What in my statement even implies that?

A non-existent comma after the word ‘apocalypse’.

Because pollution controls were implemented. At the time it really was a problem, trees were dying, I saw it happening.

And the Ozone Hole was a real thing too. But disaster was avoided by concerted efforts.

Recovery is projected to continue over the next century, and the ozone hole is expected to reach pre-1980 levels by around 2075

What odd version of English grammar are you using? Without the comma, the second clause is self-referential; with the comma, the last three words would reference the first clause. I think you have it backwards.

I am agreeing with you. That comma wasn’t there so Omar was ignoring the rules of grammar.

I remember working during the Y2K incident and listening to the radio as each part of the world was experiencing the New Year. I recall that Fiji and Borneo were around the first nations with mixed issues. As it got closer, it became obvious that our worst fears would be unrealized.

Topical one here - Birdflu Pandemic - it was expected to kill many millions, we had body bags sent to every prison in the UK to deal with the increased mortality and local village halls were identified for use as temporary morgues

Y2K was the best “doomsday” gimmick of all time. I’m sure some aging programmers got a nice retirement cushion as a result.

“I mean, who knows? Computers could launch Russia’s nuclear arsenal!”

My other favorite was watching right wing nutjobs hyperventilate over Obama’s tan suit and how he was “ZOMG! a communist, socialist, fascist dictator!!!”

Anyone remember the swine flu panic? Not the one in 2009, the one all the way back in 1976.

My husband was working on the LHC at the time and I remember him patiently explaining that wasn’t how science worked, at parties. It’s hard for laypeople to understand that high energy physics is almost entirely composed of extremely laboriously assembled experiments that fail.

Wasn’t there an experiment at Brookhaven National Laboratories that was supposed to be the end of Life, Universe and Life As We Know It?

But, really - that’s the way science should work!

I wonder if there’s a name for that fallacy. I guess you could call it a fallacy:

  1. Experts predict something bad will happen, unless we take steps to prevent it.
  2. We take steps to prevent the bad thing.
  3. Because we took steps to prevent it, the bad thing doesn’t happen.
  4. Because the bad thing didn’t happen, people assume the prediction was completely overblown and the effort to prevent the bad thing was unnecessary.
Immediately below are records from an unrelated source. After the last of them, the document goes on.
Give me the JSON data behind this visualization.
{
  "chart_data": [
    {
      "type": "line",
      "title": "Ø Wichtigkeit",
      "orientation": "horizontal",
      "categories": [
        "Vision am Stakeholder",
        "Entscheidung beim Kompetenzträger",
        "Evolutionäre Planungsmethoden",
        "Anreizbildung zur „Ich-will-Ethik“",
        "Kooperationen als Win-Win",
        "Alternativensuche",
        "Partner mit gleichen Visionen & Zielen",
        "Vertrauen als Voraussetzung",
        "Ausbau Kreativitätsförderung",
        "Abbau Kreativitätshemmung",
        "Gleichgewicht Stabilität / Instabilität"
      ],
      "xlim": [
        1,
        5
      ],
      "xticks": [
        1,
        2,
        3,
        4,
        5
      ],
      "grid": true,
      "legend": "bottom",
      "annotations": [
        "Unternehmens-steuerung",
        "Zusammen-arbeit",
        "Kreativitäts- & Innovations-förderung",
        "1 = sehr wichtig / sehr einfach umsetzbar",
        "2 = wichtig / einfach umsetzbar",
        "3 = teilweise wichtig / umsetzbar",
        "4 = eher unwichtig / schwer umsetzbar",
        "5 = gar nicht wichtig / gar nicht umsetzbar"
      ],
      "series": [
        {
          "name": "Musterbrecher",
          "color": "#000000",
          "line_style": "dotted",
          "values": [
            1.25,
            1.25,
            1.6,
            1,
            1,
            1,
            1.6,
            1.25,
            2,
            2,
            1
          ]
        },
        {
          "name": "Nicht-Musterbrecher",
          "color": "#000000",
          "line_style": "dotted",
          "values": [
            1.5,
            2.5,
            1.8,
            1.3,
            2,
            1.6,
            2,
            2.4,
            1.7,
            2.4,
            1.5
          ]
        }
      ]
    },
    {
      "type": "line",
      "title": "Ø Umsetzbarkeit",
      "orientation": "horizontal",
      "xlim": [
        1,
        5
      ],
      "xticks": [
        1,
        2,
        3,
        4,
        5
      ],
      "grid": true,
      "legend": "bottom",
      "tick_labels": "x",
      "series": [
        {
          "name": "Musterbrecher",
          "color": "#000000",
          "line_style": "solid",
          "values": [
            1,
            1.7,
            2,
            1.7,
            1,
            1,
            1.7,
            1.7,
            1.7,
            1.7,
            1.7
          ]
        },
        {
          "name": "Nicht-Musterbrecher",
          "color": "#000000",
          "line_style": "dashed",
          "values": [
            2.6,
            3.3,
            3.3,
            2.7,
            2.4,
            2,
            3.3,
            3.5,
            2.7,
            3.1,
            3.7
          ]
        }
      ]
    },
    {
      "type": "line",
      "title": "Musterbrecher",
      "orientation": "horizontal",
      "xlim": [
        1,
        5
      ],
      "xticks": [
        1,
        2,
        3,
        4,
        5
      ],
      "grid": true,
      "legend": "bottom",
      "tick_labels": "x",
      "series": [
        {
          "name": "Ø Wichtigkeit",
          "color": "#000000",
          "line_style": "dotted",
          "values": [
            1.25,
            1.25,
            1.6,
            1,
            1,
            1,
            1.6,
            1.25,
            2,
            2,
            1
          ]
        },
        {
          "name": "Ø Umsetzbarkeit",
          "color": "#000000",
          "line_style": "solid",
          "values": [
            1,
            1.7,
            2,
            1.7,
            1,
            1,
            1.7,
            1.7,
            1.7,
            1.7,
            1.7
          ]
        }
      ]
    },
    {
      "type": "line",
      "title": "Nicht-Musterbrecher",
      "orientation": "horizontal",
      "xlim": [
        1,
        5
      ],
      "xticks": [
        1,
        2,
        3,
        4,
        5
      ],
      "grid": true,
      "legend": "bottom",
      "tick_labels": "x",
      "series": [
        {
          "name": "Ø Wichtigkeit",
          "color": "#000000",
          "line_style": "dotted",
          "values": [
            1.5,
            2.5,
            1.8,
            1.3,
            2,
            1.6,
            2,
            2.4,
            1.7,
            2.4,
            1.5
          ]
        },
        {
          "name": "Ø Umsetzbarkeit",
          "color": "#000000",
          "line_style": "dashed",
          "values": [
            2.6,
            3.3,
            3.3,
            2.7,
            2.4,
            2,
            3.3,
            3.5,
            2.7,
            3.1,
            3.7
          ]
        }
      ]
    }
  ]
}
Actually that’s another “disaster” that never actually happened. I recall a lot of hand-wringing and anger out of the conservatives of my acquaintance when they were confronted with the prospect that we might have a Democrat-controlled Congress, and a BLACK Democrat President. Lots of predictions of dire happenings and terrible legislation, etc…

I recall hearing a lot of the same kind of thing in 2000 when Bush was elected. And in a sort of juxtaposition, I heard a lot of really rosy predictions for Bill Clinton’s first term.

None of which really came to pass- from the majority of the population’s standpoint it was business as usual in each case. Which really is the situation when almost every President is elected, regardless of party.